Выявленные архетипические смыслы в области представлений о здоровье в современной культуре проявляются в такой исключительно пластичной форме символического конструирования, как реклама. Если согласиться с тем, что кодом рекламы является ценное/неценное, то за современными рекламными конструктами отчетливо выступают традиционные темы здоровья как красоты (в индустрии потребления акцентируются «косметология, пластическая хирургия, эстетическая стоматология»); здоровья как особой укорененности в природной жизни (реклама актуализирует тему естественности в превращенном виде: «неестественен процесс старения, но естественно желание быть вечно молодым, стремиться поддерживать абстрактное бессмертие») (15). Метафизика здоровья, отмеченная в традиционном сознании, контрастирует с низкой культурой поддержания индивидуального здоровья, в отношении которой, однако, отмечаются определенные сдвиги. Для современного человека здоровье ассоциируется с определенными культурными стандартами, предполагающими возделывание, подчинение природной телесности. Так, здоровье у носителей современного языка ассоциируется со следующим рядом значений: бодрость, закаляться, женьшень, физкультура, медицина (20. С. 94).

Болезнь. Если продолжить логику Л. Пейер, в культурном сознании, возможно, преобладающей остается концепция болезни как внешнего агента.
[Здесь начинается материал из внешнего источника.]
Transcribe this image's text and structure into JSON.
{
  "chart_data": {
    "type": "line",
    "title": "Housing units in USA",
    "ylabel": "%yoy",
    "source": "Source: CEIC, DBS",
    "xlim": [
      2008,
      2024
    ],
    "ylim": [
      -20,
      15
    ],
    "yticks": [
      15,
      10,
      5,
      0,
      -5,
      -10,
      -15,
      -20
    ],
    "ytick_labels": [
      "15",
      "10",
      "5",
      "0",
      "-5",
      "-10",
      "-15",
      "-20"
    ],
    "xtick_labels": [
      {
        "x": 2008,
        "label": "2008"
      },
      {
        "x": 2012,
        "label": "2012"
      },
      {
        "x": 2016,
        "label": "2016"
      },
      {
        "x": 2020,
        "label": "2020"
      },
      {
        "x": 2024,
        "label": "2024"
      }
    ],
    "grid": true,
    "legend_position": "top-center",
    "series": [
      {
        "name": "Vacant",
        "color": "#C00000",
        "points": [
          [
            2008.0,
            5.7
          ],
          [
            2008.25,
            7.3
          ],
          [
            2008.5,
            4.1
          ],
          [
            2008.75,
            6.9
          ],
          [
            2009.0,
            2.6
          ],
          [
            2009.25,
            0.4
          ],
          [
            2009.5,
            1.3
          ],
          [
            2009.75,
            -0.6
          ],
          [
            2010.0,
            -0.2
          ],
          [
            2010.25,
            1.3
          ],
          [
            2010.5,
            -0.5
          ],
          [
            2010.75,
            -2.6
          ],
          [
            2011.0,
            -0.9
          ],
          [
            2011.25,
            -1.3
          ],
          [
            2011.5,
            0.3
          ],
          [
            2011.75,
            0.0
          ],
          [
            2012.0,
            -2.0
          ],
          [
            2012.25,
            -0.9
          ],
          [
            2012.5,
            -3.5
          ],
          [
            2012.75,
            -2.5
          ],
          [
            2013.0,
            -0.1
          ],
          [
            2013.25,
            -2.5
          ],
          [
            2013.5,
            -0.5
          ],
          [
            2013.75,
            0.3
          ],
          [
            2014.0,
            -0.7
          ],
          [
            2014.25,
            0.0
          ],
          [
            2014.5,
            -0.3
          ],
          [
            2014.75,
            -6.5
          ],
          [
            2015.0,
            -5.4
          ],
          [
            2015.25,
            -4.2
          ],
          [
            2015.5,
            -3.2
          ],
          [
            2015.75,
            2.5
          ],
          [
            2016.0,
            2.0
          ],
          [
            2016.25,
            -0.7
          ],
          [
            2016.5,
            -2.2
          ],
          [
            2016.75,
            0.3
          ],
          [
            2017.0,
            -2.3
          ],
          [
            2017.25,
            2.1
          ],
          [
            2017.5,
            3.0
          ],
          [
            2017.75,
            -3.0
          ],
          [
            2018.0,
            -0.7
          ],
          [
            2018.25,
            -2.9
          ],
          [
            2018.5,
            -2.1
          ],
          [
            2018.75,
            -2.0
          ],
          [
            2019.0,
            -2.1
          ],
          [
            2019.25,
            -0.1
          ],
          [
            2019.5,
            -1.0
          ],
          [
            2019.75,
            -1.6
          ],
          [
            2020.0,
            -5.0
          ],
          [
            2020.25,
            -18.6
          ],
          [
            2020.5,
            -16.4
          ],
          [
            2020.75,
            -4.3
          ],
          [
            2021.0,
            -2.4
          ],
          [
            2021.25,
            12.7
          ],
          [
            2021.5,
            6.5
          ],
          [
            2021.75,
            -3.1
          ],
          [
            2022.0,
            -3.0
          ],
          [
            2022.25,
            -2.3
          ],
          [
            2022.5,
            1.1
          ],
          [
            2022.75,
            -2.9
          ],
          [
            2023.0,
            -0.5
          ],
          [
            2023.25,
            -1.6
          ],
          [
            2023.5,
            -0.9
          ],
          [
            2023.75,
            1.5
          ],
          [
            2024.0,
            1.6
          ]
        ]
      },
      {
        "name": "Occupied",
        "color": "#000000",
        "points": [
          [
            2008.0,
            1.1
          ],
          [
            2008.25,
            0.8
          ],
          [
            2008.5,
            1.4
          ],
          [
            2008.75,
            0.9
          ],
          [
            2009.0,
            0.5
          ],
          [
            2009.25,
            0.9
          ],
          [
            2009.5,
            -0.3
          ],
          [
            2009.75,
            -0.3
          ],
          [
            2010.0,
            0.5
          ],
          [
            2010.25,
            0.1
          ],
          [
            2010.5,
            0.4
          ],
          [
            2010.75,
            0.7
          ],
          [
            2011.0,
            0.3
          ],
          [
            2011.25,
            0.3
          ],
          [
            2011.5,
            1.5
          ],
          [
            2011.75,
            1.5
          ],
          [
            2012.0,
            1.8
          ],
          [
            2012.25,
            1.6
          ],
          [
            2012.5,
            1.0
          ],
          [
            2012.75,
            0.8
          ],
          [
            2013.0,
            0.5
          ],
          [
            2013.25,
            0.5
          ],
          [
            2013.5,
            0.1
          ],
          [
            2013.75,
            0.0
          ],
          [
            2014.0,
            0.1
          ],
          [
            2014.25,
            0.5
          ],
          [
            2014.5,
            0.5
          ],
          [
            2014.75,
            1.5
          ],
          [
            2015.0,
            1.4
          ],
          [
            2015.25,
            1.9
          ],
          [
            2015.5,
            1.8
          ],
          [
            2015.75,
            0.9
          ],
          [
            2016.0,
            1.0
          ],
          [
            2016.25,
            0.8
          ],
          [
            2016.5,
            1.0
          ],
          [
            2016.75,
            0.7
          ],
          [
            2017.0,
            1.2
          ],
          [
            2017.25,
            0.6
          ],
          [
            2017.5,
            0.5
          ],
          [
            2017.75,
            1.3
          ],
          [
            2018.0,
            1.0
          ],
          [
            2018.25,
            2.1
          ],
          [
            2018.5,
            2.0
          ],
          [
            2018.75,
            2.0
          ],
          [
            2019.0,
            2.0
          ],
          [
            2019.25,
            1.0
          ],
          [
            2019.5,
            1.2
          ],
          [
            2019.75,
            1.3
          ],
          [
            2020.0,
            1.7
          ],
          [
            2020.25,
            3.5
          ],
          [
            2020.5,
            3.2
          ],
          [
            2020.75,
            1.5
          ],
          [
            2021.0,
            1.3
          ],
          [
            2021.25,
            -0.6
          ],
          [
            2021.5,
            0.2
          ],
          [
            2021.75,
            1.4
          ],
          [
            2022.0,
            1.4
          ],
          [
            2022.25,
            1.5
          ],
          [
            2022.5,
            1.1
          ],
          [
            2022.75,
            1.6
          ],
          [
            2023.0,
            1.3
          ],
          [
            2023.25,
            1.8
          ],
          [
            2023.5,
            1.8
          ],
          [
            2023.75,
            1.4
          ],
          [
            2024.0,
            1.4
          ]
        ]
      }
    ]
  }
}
Восточнославянская мифологическая традиция воспроизводит идею болезни как события, пришедшего извне: прежде всего – это результат действия или внедрения злых духов, влияния ведьм, колдунов, порчи, сглаза и т.д. О том же сообщает традиционная лексика, в том числе областной словарь. Чёмор – дьявол и чемер – спазмы в животе и боль в пояснице. Игрец – имя дьявола и название истерического припадка. Худой – злой бес, худоба – сухотка, истощенность. Худая боль – сифилис (см.: 10. С. 165).

В современной терапевтической практике обозначена тема иноприродности болезни. Так, для врачей терапевтического и хирургического профиля предпочтителен пациент в целом до 45 лет, при этом пациенты возрастной группы от 30 до 45 лет не воспринимают «болезнь и себя самого как единое целое» и не ожидают того же от врача (21. С. 155).

Само структурирование болезненных состояний обнаруживает влияние соответствующих культурных координат. В нозологическом ряду, с одной стороны, выстраиваются болезни, концептуально определенные понимаем изменений эпидемиологической обстановки в мире: структура заболеваний эволюционирует от инфекционных болезней к болезням цивилизации.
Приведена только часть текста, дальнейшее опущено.